Lettonia, la minoranza russa è discriminata. Ma bisogna pur difendersi
[ad]Secondo il capo della Polizia di sicurezza lettone, Jānis Reiniks, intervistato durante un’inchiesta della televisione nazionale, dietro a Vladimirs Lindermans ci sarebbero finanziatori provenienti sia dall’area russofona moderata lettone che da associazioni russe vicine al Cremlino. Che la politica estera russa sia interessata a (ri)mettere le mani sul Baltico non è un segreto per nessuno. Come non lo sono i metodi (si è visto in Ucraina, con la diffusione di passaporti russi alla minoranza russofona della Crimea, o in Georgia con la minoranza russa dell’Ossezia, dove operano molte Ong russe). La conquista, oggi, lungi dall’applicare metodi militari, passa dai media: un intreccio di interessi lega magnati della televisione privata lettone al Cremlino. Jānis Kažociņš, direttore dell’Ufficio per la difesa della Costituzione lettone ha poi recentemente affermato: “Il sistema dei flussi di denaro a sostegno delle organizzazioni non governative russe all’estero è regolato dalle Ambasciate del Cremlino“.
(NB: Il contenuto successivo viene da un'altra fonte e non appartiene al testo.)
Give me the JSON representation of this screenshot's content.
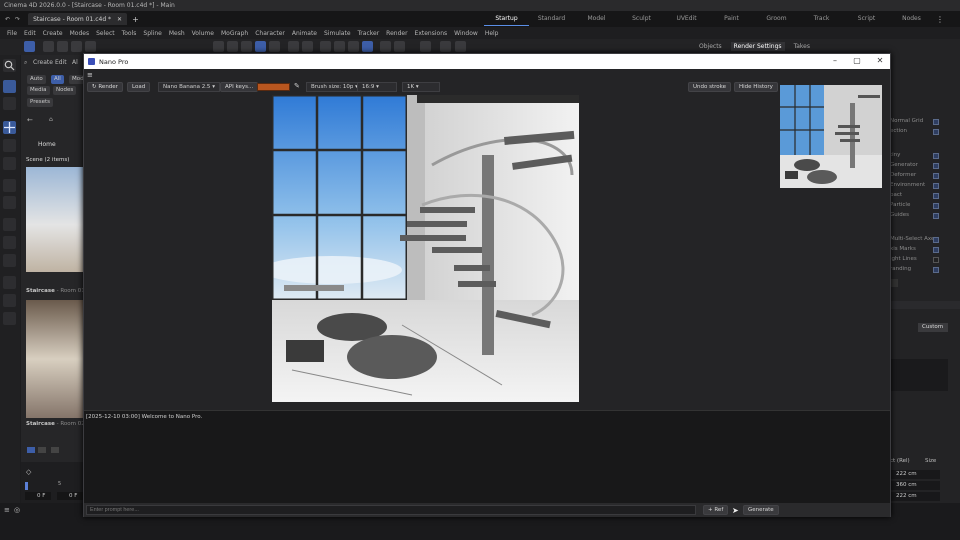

Quanto basta per mettere sul chi va là la Lettonia, la cui legge sulla cittadinanza rappresenta una timida difesa dall’ingerenza russa. La lotta per i diritti di una minoranza (lotta legittima, poiché quella lettone è effettivamente e giuridicamente una discriminazione) quando si mischia a interessi geopolitici, crea confusione. I lettoni hanno diritto a difendere la propria libertà e autonomia nazionale dopo più di un secolo di dominio russo. Ed è comprensibile, viste le persecuzioni che hanno subito, che ciò avvenga anche tramite leggi discriminatorie che è necessario cambiare. Ma se l’interesse effettivo di gente come Lindermans è riportare il Paese nella sfera d’influenza di Mosca, anziché tutelare la minoranza di cui è parte, allora l’umanitarismo deve lasciar posto al buon senso. I lettoni hanno il diritto di difendersi dall’ingerenza russa e in questo andrebbero aiutati dall’Europa, non biasimati.